Abstract:
This paper studies the performance degradation
of Gaussian probabilistic linear discriminant analysis
(GPLDA) speaker verification system, when only
short-utterance data is used for speaker verification system
development. Subsequently, a number of techniques,
including utterance partitioning and source-normalised
weighted linear discriminant analysis (SN-WLDA) projections
are introduced to improve the speaker verification
performance in such conditions. Experimental studies
have found that when short utterance data is available for
speaker verification development, GPLDA system overall
achieves best performance with a lower number of universal
background model (UBM) components. As a lower
number of UBM components significantly reduces the
computational complexity of speaker verification system,
that is a useful observation.
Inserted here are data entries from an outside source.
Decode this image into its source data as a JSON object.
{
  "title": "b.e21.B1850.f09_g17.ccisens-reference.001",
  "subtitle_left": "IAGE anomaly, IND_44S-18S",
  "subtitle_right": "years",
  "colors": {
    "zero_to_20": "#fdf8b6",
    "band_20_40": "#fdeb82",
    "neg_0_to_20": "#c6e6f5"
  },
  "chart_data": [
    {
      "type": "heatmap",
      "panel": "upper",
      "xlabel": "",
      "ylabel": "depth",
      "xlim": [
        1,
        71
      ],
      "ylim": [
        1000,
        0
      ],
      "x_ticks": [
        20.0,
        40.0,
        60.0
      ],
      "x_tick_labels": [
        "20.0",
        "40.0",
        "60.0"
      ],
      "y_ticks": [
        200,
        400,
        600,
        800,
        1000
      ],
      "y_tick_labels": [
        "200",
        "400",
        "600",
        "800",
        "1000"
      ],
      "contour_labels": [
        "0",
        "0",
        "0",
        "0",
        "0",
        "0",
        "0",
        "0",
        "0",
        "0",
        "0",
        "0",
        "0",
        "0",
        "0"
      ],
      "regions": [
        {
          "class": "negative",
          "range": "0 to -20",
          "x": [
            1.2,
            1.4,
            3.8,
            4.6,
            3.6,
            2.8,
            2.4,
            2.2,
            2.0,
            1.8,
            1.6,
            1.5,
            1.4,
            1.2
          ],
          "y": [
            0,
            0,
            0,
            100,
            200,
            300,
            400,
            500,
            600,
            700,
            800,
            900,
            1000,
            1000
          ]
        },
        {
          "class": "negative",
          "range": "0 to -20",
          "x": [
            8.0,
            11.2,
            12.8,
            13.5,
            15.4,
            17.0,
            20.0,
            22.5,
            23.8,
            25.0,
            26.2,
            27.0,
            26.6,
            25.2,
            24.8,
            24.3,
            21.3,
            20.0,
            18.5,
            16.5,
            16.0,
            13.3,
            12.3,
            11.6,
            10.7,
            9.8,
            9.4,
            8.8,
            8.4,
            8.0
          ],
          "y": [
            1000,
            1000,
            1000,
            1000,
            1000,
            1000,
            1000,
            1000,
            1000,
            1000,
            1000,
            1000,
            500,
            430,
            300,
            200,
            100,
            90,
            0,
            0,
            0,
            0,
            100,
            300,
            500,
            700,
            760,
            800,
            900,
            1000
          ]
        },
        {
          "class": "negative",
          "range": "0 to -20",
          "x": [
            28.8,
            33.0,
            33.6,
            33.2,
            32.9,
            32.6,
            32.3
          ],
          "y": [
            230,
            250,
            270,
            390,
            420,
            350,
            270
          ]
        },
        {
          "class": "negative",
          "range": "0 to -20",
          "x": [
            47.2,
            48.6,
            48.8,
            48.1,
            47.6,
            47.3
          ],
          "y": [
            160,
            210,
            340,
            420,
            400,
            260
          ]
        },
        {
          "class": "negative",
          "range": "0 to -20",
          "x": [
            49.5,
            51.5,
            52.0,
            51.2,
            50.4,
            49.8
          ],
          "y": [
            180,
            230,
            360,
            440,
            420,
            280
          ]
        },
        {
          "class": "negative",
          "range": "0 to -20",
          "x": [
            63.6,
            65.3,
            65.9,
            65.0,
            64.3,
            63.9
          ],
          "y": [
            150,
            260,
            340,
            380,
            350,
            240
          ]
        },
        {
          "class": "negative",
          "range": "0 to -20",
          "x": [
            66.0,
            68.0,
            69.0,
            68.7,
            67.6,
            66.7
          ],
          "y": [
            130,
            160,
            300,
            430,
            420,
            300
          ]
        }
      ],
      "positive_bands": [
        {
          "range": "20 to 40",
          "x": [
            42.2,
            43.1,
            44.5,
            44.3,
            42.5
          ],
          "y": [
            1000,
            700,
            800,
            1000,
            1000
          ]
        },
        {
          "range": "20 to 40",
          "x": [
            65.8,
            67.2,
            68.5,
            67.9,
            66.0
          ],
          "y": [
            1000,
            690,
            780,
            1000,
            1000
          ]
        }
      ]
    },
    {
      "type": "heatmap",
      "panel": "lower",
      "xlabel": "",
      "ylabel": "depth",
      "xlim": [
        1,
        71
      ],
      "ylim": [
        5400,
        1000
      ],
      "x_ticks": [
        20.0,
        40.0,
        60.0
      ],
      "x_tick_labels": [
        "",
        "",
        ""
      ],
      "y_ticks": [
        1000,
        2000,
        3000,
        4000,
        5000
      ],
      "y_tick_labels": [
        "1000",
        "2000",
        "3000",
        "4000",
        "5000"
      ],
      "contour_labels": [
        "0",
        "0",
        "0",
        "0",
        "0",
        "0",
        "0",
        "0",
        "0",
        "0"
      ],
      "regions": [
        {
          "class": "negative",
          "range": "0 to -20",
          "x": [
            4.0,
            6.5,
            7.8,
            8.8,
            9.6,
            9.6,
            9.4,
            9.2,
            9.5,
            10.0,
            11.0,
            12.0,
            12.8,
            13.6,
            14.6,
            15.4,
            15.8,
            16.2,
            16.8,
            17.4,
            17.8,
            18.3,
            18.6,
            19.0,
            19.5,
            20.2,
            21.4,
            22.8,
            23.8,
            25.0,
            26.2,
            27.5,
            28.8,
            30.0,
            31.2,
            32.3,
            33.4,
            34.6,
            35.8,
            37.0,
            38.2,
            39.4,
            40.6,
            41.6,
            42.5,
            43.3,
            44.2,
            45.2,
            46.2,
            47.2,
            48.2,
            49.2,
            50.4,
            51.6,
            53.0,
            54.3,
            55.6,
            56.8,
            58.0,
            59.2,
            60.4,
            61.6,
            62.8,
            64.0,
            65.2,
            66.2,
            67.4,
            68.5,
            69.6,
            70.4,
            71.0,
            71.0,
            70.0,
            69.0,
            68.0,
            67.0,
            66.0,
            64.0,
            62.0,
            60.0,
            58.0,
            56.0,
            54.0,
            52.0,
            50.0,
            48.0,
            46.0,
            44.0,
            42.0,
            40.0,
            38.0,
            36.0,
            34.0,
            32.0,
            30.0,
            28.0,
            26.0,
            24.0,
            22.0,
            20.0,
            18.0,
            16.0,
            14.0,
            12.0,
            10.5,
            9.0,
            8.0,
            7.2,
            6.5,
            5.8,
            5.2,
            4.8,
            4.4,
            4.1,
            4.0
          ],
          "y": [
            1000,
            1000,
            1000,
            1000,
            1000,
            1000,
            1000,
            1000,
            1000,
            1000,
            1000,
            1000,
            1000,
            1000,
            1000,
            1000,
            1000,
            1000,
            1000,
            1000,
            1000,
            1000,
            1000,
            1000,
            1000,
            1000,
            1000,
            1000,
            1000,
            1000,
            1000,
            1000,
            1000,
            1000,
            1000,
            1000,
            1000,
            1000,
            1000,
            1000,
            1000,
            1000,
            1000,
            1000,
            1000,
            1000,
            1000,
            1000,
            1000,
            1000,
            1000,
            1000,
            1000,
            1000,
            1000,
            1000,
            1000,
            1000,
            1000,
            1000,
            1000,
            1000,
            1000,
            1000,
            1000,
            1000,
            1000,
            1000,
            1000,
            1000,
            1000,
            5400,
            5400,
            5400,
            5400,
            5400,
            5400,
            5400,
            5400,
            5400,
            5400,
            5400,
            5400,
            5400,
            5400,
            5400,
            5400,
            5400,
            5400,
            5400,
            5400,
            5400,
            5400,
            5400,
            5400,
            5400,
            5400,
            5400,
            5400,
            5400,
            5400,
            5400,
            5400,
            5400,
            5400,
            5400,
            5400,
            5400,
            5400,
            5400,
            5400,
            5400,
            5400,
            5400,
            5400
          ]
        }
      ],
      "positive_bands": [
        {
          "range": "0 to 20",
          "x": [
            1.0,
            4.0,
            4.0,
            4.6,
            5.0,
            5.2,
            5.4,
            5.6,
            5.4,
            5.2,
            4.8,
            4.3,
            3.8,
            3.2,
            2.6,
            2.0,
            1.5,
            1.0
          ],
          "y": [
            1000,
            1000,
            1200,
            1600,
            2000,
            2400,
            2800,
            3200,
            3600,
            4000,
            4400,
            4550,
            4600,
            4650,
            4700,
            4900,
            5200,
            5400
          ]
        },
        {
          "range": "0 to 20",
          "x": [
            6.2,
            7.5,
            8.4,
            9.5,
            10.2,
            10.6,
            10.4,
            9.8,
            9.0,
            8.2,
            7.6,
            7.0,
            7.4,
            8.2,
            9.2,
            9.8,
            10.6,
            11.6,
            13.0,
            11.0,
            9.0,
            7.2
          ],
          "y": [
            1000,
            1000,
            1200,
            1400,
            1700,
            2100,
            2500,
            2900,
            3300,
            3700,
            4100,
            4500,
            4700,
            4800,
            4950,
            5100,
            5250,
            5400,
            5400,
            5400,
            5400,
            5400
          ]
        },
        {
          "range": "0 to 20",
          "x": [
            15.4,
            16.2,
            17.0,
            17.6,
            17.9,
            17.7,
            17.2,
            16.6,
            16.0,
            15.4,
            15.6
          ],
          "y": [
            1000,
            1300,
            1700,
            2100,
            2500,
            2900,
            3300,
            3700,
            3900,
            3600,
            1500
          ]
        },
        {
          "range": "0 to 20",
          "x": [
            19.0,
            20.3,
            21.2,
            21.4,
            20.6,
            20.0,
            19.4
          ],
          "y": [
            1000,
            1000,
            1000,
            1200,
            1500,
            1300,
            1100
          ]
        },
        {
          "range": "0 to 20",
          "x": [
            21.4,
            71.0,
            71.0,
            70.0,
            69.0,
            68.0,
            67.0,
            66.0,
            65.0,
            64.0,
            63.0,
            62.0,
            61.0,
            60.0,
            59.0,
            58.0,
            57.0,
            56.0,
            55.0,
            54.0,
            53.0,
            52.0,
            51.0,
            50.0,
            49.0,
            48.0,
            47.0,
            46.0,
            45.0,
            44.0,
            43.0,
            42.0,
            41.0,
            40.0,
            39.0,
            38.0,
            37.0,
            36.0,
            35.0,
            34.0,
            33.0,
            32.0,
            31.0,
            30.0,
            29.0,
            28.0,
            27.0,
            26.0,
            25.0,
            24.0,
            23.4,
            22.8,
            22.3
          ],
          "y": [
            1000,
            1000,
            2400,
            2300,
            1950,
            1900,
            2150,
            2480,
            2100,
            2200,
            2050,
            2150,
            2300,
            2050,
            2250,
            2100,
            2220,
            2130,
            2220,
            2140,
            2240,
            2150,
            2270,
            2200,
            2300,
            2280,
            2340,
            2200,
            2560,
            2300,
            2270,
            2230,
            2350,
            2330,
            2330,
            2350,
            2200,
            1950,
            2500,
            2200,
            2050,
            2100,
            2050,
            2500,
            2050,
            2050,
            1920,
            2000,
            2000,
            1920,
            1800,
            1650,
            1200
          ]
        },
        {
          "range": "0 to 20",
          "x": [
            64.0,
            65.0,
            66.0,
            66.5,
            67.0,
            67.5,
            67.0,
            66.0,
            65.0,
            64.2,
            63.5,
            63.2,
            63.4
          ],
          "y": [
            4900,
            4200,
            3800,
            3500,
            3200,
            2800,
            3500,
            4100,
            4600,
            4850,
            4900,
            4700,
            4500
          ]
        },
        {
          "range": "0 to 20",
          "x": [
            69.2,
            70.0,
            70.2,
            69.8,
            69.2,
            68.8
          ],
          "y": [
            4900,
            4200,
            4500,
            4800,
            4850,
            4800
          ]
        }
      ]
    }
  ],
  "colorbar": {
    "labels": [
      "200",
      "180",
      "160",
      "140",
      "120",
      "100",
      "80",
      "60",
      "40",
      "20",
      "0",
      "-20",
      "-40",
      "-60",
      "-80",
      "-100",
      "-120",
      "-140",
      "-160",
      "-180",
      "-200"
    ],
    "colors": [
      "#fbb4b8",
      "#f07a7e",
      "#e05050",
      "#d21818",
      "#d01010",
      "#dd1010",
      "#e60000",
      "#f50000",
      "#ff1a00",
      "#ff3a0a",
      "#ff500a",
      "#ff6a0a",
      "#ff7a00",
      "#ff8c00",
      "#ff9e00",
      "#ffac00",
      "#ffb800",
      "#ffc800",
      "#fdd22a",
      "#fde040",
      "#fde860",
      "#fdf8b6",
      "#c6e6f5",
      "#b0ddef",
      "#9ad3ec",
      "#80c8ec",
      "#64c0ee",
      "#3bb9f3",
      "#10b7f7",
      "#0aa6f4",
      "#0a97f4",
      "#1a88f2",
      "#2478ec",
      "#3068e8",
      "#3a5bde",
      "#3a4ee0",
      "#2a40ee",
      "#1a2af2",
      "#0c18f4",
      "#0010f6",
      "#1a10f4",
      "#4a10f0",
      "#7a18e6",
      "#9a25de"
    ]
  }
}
In limited session data conditions,
we propose a simple utterance-partitioning technique,
which when applied to the LDA-projected GPLDA system
shows over 8% relative improvement on EER values over baseline system on NIST 2008 truncated 10–10 s conditions.
We conjecture that this improvement arises from the
apparent increase in the number of sessions arising from
our partitioning technique and this helps to better model the
GPLDA parameters. Further, partitioning SN-WLDA-projected
GPLDA shows over 16% and 6% relative improvement
on EER values over LDA-projected GPLDA systems
respectively on NIST 2008 truncated 10–10 s interviewinterview,
and NIST 2010 truncated 10–10 s interviewinterview
and telephone-telephone conditions.